Il retourna près de sa jument, prit une couverture à l’arrière de sa selle, l’enveloppa délicatement puis la glissa dans une de ses sacoches latérales. Oubliant pour l’heure le but de sa balade forestière, il sortit du sentier et alla de fermes en fermes montrer sa trouvaille, chaque fois accueilli par les aboiements des chiens signalant son arrivée.
Les fermiers regardèrent tous l’objet avec attention sans pouvoir lui donner le renseignement ni même un seul petit indice.
- « et, … vous l’avez trouvé vraiment sur le sentier ? » dit l’un
- « comme ça, en plein milieu ? C’est un oubli ? » s’étonna l’autre
- « ben, ma foi, …,
on sait pas comment ça peut se faire, mon brave » …
Le soir commençait à descendre doucement et Fabien rentra chez lui, tout penaud, prit dans le buffet de cuisine, le fameux plateau tournant en bois d’olivier que lui avait offert ses enfants pour son anniversaire et y déposa le précieux trésor. Il le fit tourner doucement pour en observer toutes les facettes.
Chaque détail l’émerveillait, la finesse des courbes, les lignes et les volumes, cet équilibre fragile qui donnait le mouvement, comme une danse. Il pouvait lire dans les attitudes choisies, en deviner le caractère, et plus il tournait le plateau, plus il en comprenait le langage.
L’idée lui vint alors d’allumer la lampe trônant derrière lui sur un petit meuble à tiroirs, puis d’éteindre le plafonnier. Les ombres portées sur le mur de la pièce s’animèrent tandis que ses doigts faisaient tourner le socle, encore et encore, donnant vie à sa petite merveille. La nuit le surprit, toujours dans sa cuisine, et tournant son jouet comme un gamin. Il éteignit à regret la lampe magique pour aller dormir, avec dans sa tête la ferme intention d’en trouver le propriétaire.

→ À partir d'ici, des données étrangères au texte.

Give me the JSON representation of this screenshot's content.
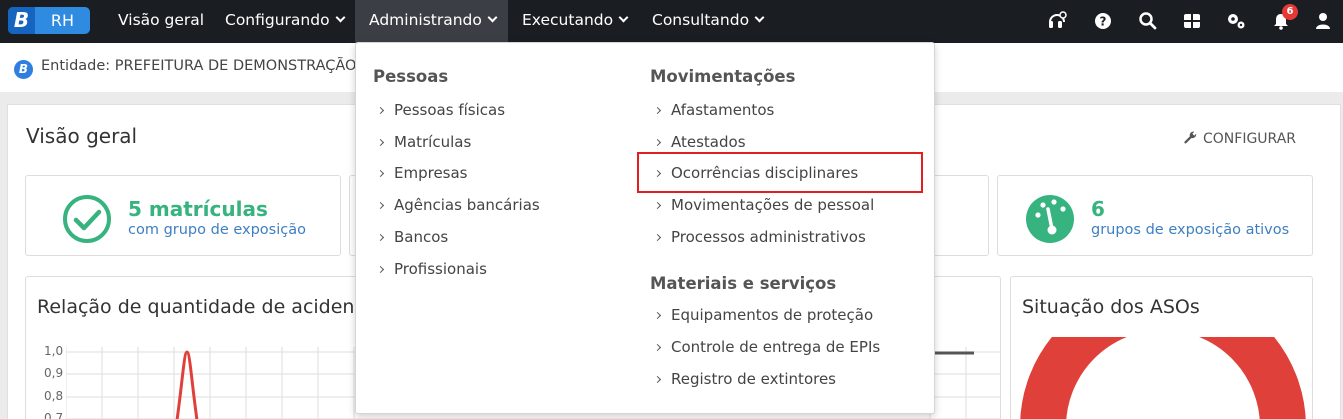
{
  "app": {
    "logo_letter": "B",
    "logo_name": "RH"
  },
  "nav": {
    "items": [
      {
        "label": "Visão geral"
      },
      {
        "label": "Configurando"
      },
      {
        "label": "Administrando"
      },
      {
        "label": "Executando"
      },
      {
        "label": "Consultando"
      }
    ],
    "notification_count": "6"
  },
  "entity": {
    "text": "Entidade: PREFEITURA DE DEMONSTRAÇÃO"
  },
  "overview": {
    "title": "Visão geral",
    "configure_label": "CONFIGURAR",
    "card_left": {
      "value": "5 matrículas",
      "subtitle": "com grupo de exposição"
    },
    "card_right": {
      "value": "6",
      "subtitle": "grupos de exposição ativos"
    },
    "chart_left_title": "Relação de quantidade de acidente",
    "chart_right_title": "Situação dos ASOs",
    "y_ticks": [
      "1,0",
      "0,9",
      "0,8",
      "0,7"
    ]
  },
  "dropdown": {
    "groups": [
      {
        "title": "Pessoas",
        "items": [
          "Pessoas físicas",
          "Matrículas",
          "Empresas",
          "Agências bancárias",
          "Bancos",
          "Profissionais"
        ]
      },
      {
        "title": "Movimentações",
        "items": [
          "Afastamentos",
          "Atestados",
          "Ocorrências disciplinares",
          "Movimentações de pessoal",
          "Processos administrativos"
        ]
      },
      {
        "title": "Materiais e serviços",
        "items": [
          "Equipamentos de proteção",
          "Controle de entrega de EPIs",
          "Registro de extintores"
        ]
      }
    ]
  },
  "colors": {
    "accent_green": "#36b37e",
    "link_blue": "#3e7fc1",
    "highlight_red": "#e02020",
    "donut_red": "#e0403a"
  }
}
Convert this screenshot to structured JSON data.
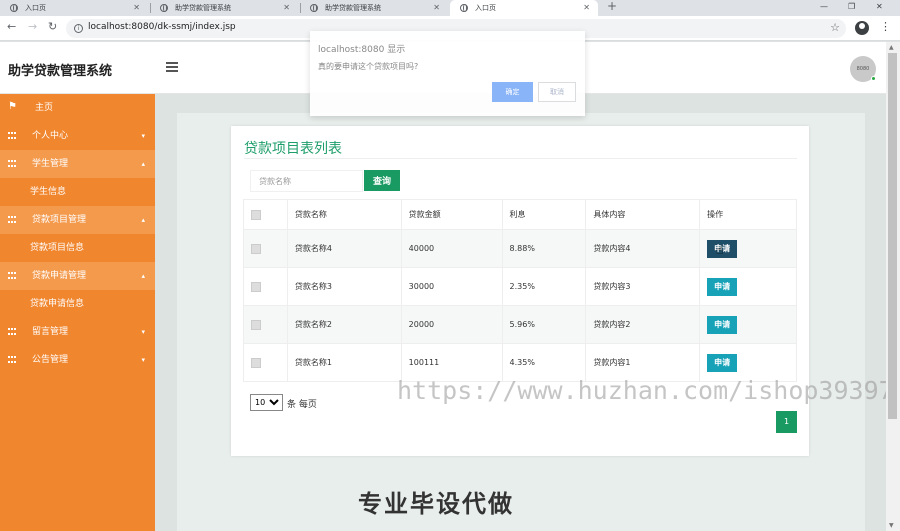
{
  "browser": {
    "tabs": [
      {
        "title": "入口页",
        "active": false
      },
      {
        "title": "助学贷款管理系统",
        "active": false
      },
      {
        "title": "助学贷款管理系统",
        "active": false
      },
      {
        "title": "入口页",
        "active": true
      }
    ],
    "new_tab": "+",
    "url": "localhost:8080/dk-ssmj/index.jsp",
    "window_controls": [
      "—",
      "❐",
      "✕"
    ]
  },
  "header": {
    "app_title": "助学贷款管理系统",
    "avatar_label": "8080"
  },
  "sidebar": {
    "items": [
      {
        "label": "主页",
        "type": "home"
      },
      {
        "label": "个人中心",
        "type": "group",
        "caret": "▾"
      },
      {
        "label": "学生管理",
        "type": "group",
        "caret": "▴"
      },
      {
        "label": "学生信息",
        "type": "sub"
      },
      {
        "label": "贷款项目管理",
        "type": "group",
        "caret": "▴"
      },
      {
        "label": "贷款项目信息",
        "type": "sub"
      },
      {
        "label": "贷款申请管理",
        "type": "group",
        "caret": "▴"
      },
      {
        "label": "贷款申请信息",
        "type": "sub"
      },
      {
        "label": "留言管理",
        "type": "group",
        "caret": "▾"
      },
      {
        "label": "公告管理",
        "type": "group",
        "caret": "▾"
      }
    ]
  },
  "main": {
    "card_title": "贷款项目表列表",
    "search": {
      "placeholder": "贷款名称",
      "button": "查询"
    },
    "table": {
      "headers": [
        "",
        "贷款名称",
        "贷款金额",
        "利息",
        "具体内容",
        "操作"
      ],
      "rows": [
        {
          "name": "贷款名称4",
          "amount": "40000",
          "interest": "8.88%",
          "content": "贷款内容4",
          "action": "申请"
        },
        {
          "name": "贷款名称3",
          "amount": "30000",
          "interest": "2.35%",
          "content": "贷款内容3",
          "action": "申请"
        },
        {
          "name": "贷款名称2",
          "amount": "20000",
          "interest": "5.96%",
          "content": "贷款内容2",
          "action": "申请"
        },
        {
          "name": "贷款名称1",
          "amount": "100111",
          "interest": "4.35%",
          "content": "贷款内容1",
          "action": "申请"
        }
      ]
    },
    "page_size": "10",
    "per_page_label": "条 每页",
    "current_page": "1"
  },
  "dialog": {
    "title": "localhost:8080 显示",
    "message": "真的要申请这个贷款项目吗?",
    "ok": "确定",
    "cancel": "取消"
  },
  "overlay": {
    "watermark": "https://www.huzhan.com/ishop39397",
    "promo": "专业毕设代做"
  }
}
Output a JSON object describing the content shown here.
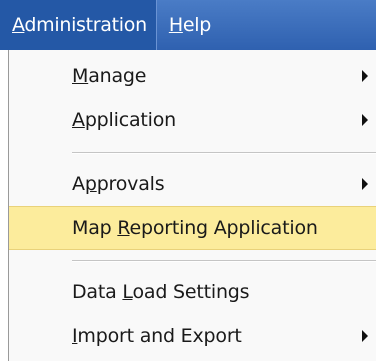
{
  "menubar": {
    "items": [
      {
        "label": "Administration",
        "mnemonic_index": 0,
        "active": true
      },
      {
        "label": "Help",
        "mnemonic_index": 0,
        "active": false
      }
    ]
  },
  "menu": {
    "items": [
      {
        "label": "Manage",
        "mnemonic_index": 0,
        "has_submenu": true
      },
      {
        "label": "Application",
        "mnemonic_index": 0,
        "has_submenu": true
      },
      {
        "label": "Approvals",
        "mnemonic_index": 1,
        "has_submenu": true
      },
      {
        "label": "Map Reporting Application",
        "mnemonic_index": 4,
        "has_submenu": false,
        "highlighted": true
      },
      {
        "label": "Data Load Settings",
        "mnemonic_index": 5,
        "has_submenu": false
      },
      {
        "label": "Import and Export",
        "mnemonic_index": 0,
        "has_submenu": true
      }
    ]
  },
  "colors": {
    "menubar_bg": "#3b6db9",
    "highlight_bg": "#fcec9c",
    "menu_bg": "#f9f9f9"
  }
}
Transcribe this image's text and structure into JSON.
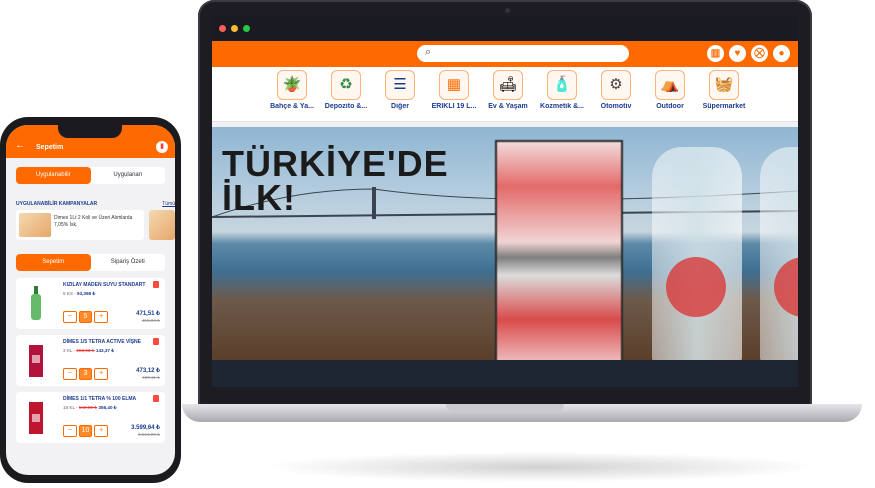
{
  "laptop": {
    "header": {
      "search_placeholder": "",
      "icons": [
        "store-icon",
        "heart-icon",
        "basket-icon",
        "user-icon"
      ]
    },
    "categories": [
      {
        "label": "Bahçe & Ya...",
        "icon": "garden-icon",
        "glyph": "🪴"
      },
      {
        "label": "Depozito &...",
        "icon": "recycle-icon",
        "glyph": "♻"
      },
      {
        "label": "Diğer",
        "icon": "list-icon",
        "glyph": "☰"
      },
      {
        "label": "ERİKLİ 19 L...",
        "icon": "grid-icon",
        "glyph": "▦"
      },
      {
        "label": "Ev & Yaşam",
        "icon": "home-icon",
        "glyph": "🛋"
      },
      {
        "label": "Kozmetik &...",
        "icon": "cosmetics-icon",
        "glyph": "🧴"
      },
      {
        "label": "Otomotiv",
        "icon": "car-icon",
        "glyph": "⚙"
      },
      {
        "label": "Outdoor",
        "icon": "tent-icon",
        "glyph": "⛺"
      },
      {
        "label": "Süpermarket",
        "icon": "basket-icon",
        "glyph": "🧺"
      }
    ],
    "banner": {
      "line1": "TÜRKİYE'DE",
      "line2": "İLK!"
    }
  },
  "phone": {
    "title": "Sepetim",
    "top_tabs": [
      "Uygulanabilir",
      "Uygulanan"
    ],
    "campaigns_title": "UYGULANABİLİR KAMPANYALAR",
    "campaigns_all": "Tümü",
    "campaign_text": "Dimes 1Lt 2 Koli ve Üzeri Alımlarda 7,05% İsk.",
    "cart_tabs": [
      "Sepetim",
      "Sipariş Özeti"
    ],
    "items": [
      {
        "name": "KIZILAY MADEN SUYU STANDART",
        "unit": "5 KS -",
        "old_unit": "",
        "unit_price": "93,368 ₺",
        "qty": "5",
        "total": "471,51 ₺",
        "old_total": "466,84 ₺",
        "color": "#4caf50"
      },
      {
        "name": "DİMES 1/5 TETRA ACTIVE VİŞNE",
        "unit": "3 KL -",
        "old_unit": "283,93 ₺",
        "unit_price": "143,37 ₺",
        "qty": "3",
        "total": "473,12 ₺",
        "old_total": "430,11 ₺",
        "color": "#b3123b"
      },
      {
        "name": "DİMES 1/1 TETRA % 100 ELMA",
        "unit": "18 KL -",
        "old_unit": "540,80 ₺",
        "unit_price": "356,40 ₺",
        "qty": "10",
        "total": "3.599,64 ₺",
        "old_total": "3.564,00 ₺",
        "color": "#c0152f"
      }
    ]
  }
}
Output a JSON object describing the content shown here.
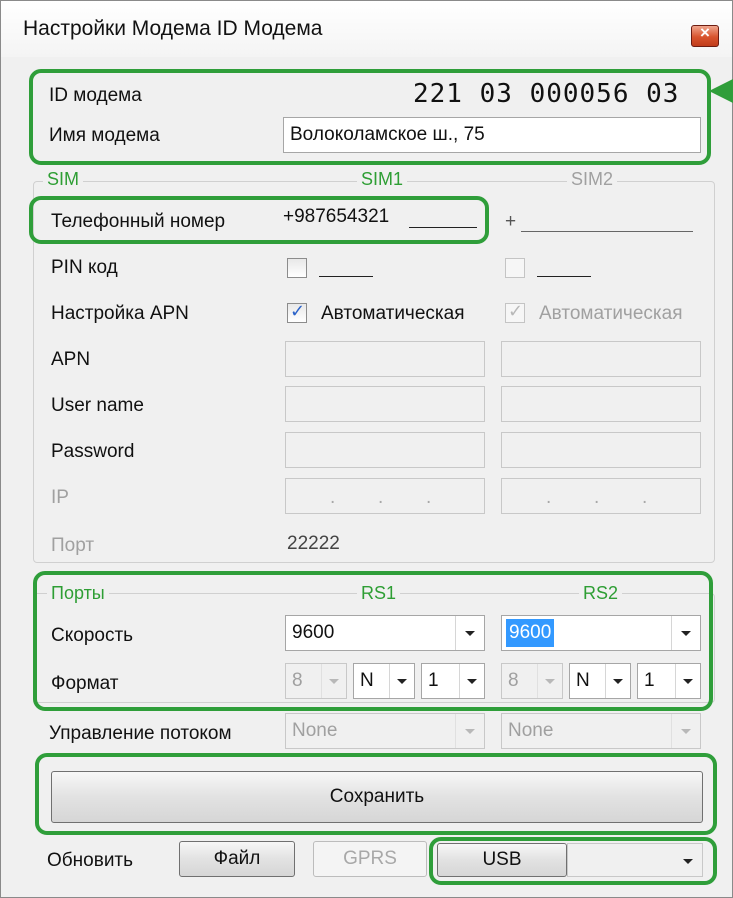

Son sommeil agité lui fit entrevoir des centaines d’images au milieu des prairies, des hordes de chevaux galopants dans les
plaines, dans les dunes, au milieu du désert, des crinières volant dans le vent et des queues en panache. Il entendit le bruit des sabots sur des sentiers recouverts d’épines, il vit des nuages
de poussières s’élever dans l’air et le matin le trouva bien fatigué après cette folle nuit de rêves et de questions.
Fabien prit rapidement son café, enfila son jean, saisit la couverture et emballa soigneusement son précieux butin. Puis, sautant dans son vieux 4x4, il arpenta les fermes et les villages avoisinants.
Au fil des heures, l’inquiétude grandissait.
Personne, absolument personne, ne semblait avoir la moindre idée sur l’identité de la personne pouvant réaliser un tel travail ! Quelque peu découragé, il aperçut un chemin bordé d’une haie et une vieille bâtisse vers laquelle il se dirigea.
Une vieille femme d’un autre temps donnait à manger à ses poules.
Il descendit de son véhicule pour la énième fois et montra la sculpture d’argile blanche en répétant son histoire invraisemblable.
- « Vous ne voyez pas qui aurait pu créer ceci ? » dit-il, sans espérer vraiment obtenir une information.
La vieille femme mit les mains dans son tablier et tout en se dandinant d’un pied sur l’autre, lui dit presque à voix basse en levant le bras dans une direction :
- « Il y a bien une dame, dans le creux du vallon, là-bas »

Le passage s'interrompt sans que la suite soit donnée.